Table of Contents
Scholarships Awarded to Minority Students
Brandi Compton was celebrating Feb. 1, 2004, with thousands of people in downtown Houston. While the crowd was excited over the Super Bowl being played in the city for the first time, Compton had other reasons to cheer. She phoned her father at midnight and asked him to log onto the Internet to find out where she had been accepted to medical school.

The UT Health Sciences Scholarship Foundation announced scholarships for students of The UT Medical School at Houston. Standing from left are: Ana Lisa Ramirez, Claudia Moreno, Antonio Barksdale, Mark Trevino and Brandi Compton. Seated from left are: Brannon George, Demequa Derouselle and Elton Naidoo.
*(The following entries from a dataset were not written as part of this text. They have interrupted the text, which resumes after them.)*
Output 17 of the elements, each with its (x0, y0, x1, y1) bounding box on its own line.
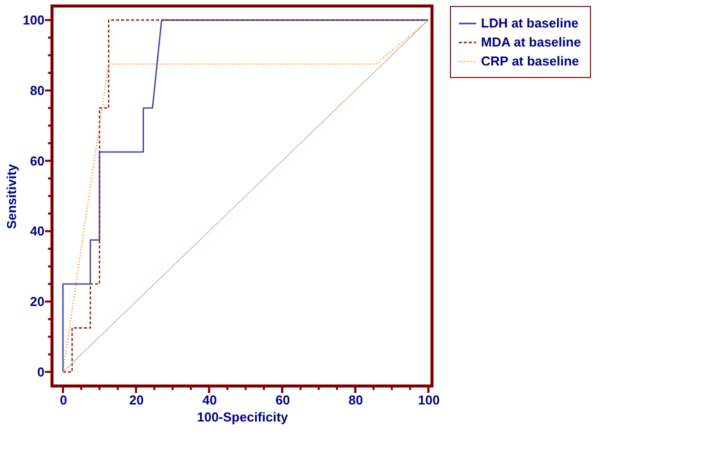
y-tick-label: 100 (22, 12, 44, 28)
legend-label: MDA at baseline (481, 34, 581, 50)
x-tick-label: 100 (418, 392, 440, 408)
y-tick-label: 80 (30, 82, 44, 98)
legend-label: LDH at baseline (481, 16, 579, 30)
x-tick-label: 80 (348, 392, 364, 408)
x-axis-title: 100-Specificity (196, 410, 289, 424)
x-tick-label: 20 (129, 392, 144, 408)
legend-label: CRP at baseline (481, 54, 580, 68)
y-tick-label: 0 (37, 364, 44, 380)
y-tick-label: 40 (30, 224, 44, 239)
x-tick-label: 40 (202, 392, 217, 408)
y-axis-title: Sensitivity (4, 163, 19, 230)
x-tick-label: 60 (275, 392, 290, 408)
y-tick-label: 60 (30, 153, 44, 168)
x-tick-label: 0 (60, 392, 68, 408)
y-tick-label: 20 (30, 294, 44, 310)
Photo by Ester Fant
“He told me I was accepted to UT-Houston, which was my first choice, and I was screaming in the middle of the street,” Compton recalled.
Soon, Compton had more cause to celebrate as she learned she had won a $3,500 annual scholarship from The University of Texas Health Sciences Scholarship Foundation.
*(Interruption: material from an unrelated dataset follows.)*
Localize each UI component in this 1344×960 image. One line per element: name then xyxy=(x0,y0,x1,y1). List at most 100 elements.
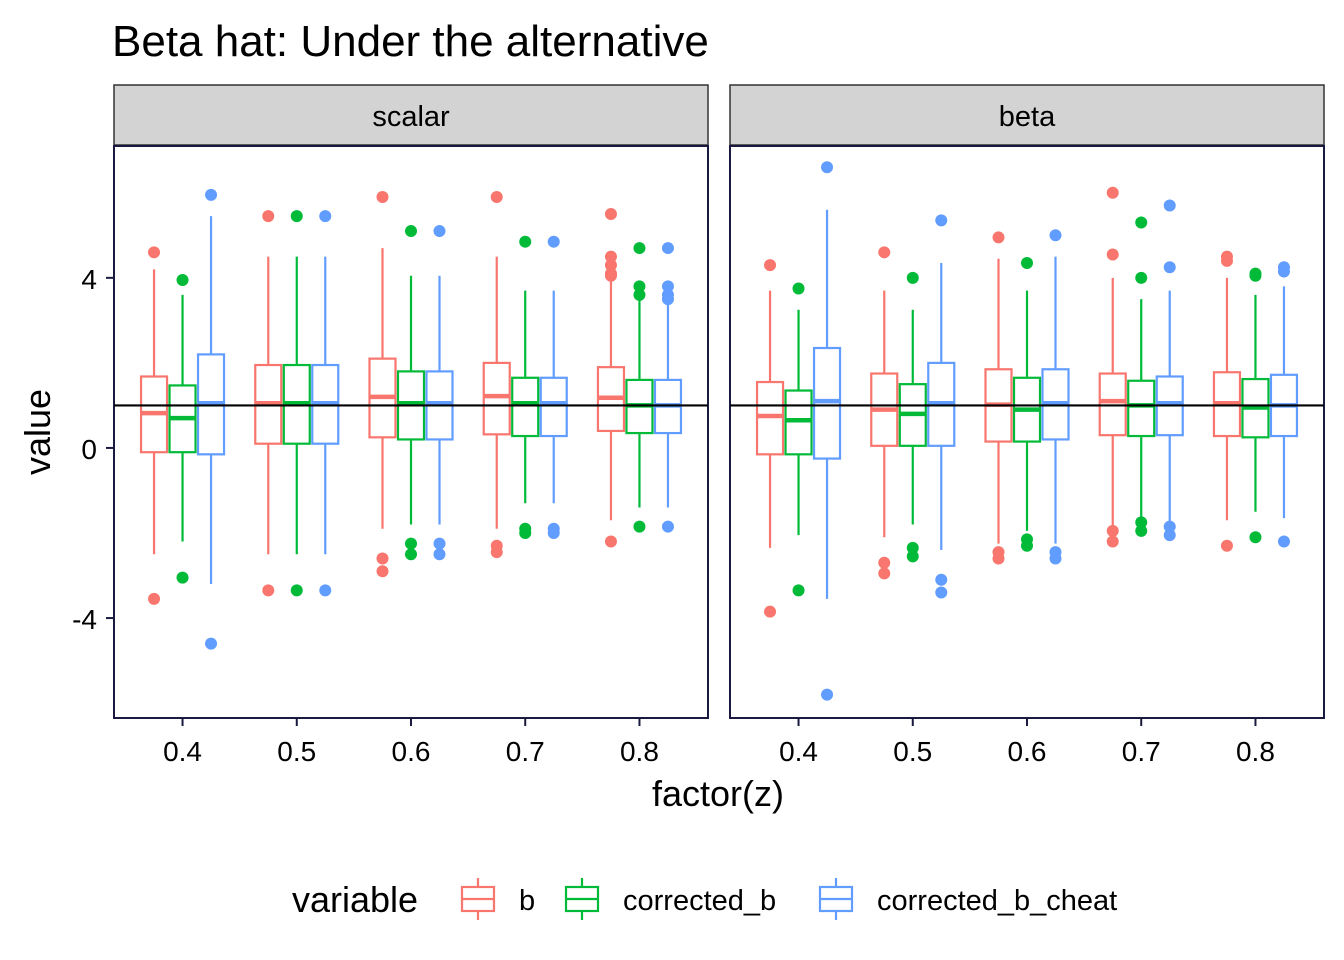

Designed to encourage minority students in health and biomedical sciences, awards are based upon ethnicity, gender, religion or other qualifications determined by the foundation’s board of directors.
Carlos R. Hamilton Jr., M.D., executive vice president for external affairs at The University of Texas Health Science Center at Houston, is managing director and one of the founders of the scholarship fund.
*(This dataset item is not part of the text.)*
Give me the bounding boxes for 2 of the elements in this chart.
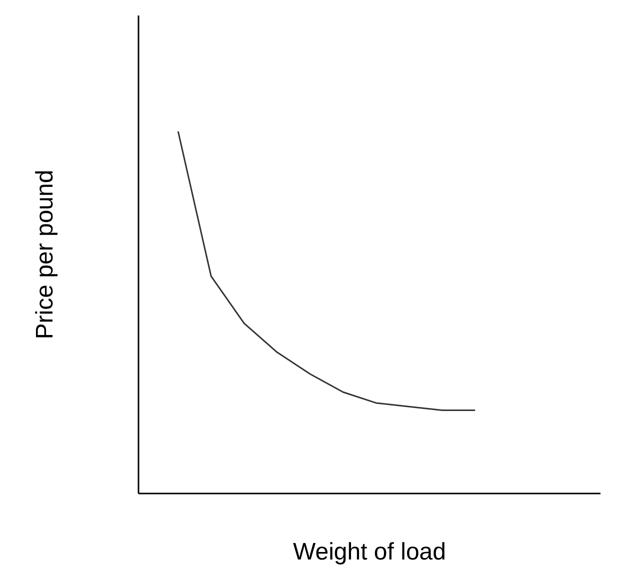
x-axis-title: Weight of load — [293, 538, 446, 566]
y-axis-title: Price per pound — [32, 170, 58, 340]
“It’s important that the medical profession reflect the people that we care for,” Hamilton explained. “It’s also important that our faculty reflect the demographics of the population that we serve and in order to do that, we have to have students that represent that demographic.”
Foundation board chairman and attorney Anthony Haley added that competition among medical schools over students is fierce and that the decision a student makes is often based on economics.
“We lose a lot of students to other medical schools, not because those schools are the student’s first choice, but because the financial incentives are better,” Haley said.
Hamilton, Haley and Albert Gunn, M.D., associate dean for admissions at the UT Medical School at Houston and foundation advisory member, recently hosted a luncheon for eight of the most recent recipients of scholarships from the foundation. Four first-year medical students received first-time $3,500 scholarships, and four second-year students received $3,500 scholarships for the second time.
The foundation began in 2002 and is supported through donations from individuals, corporations and foundations. Among the donors are The Brown Foundation, The Ellwood Foundation and the American Association of Clinical Endocrinologists. The governing board consists of a majority of individuals not directly employed by the UT Health Science Center.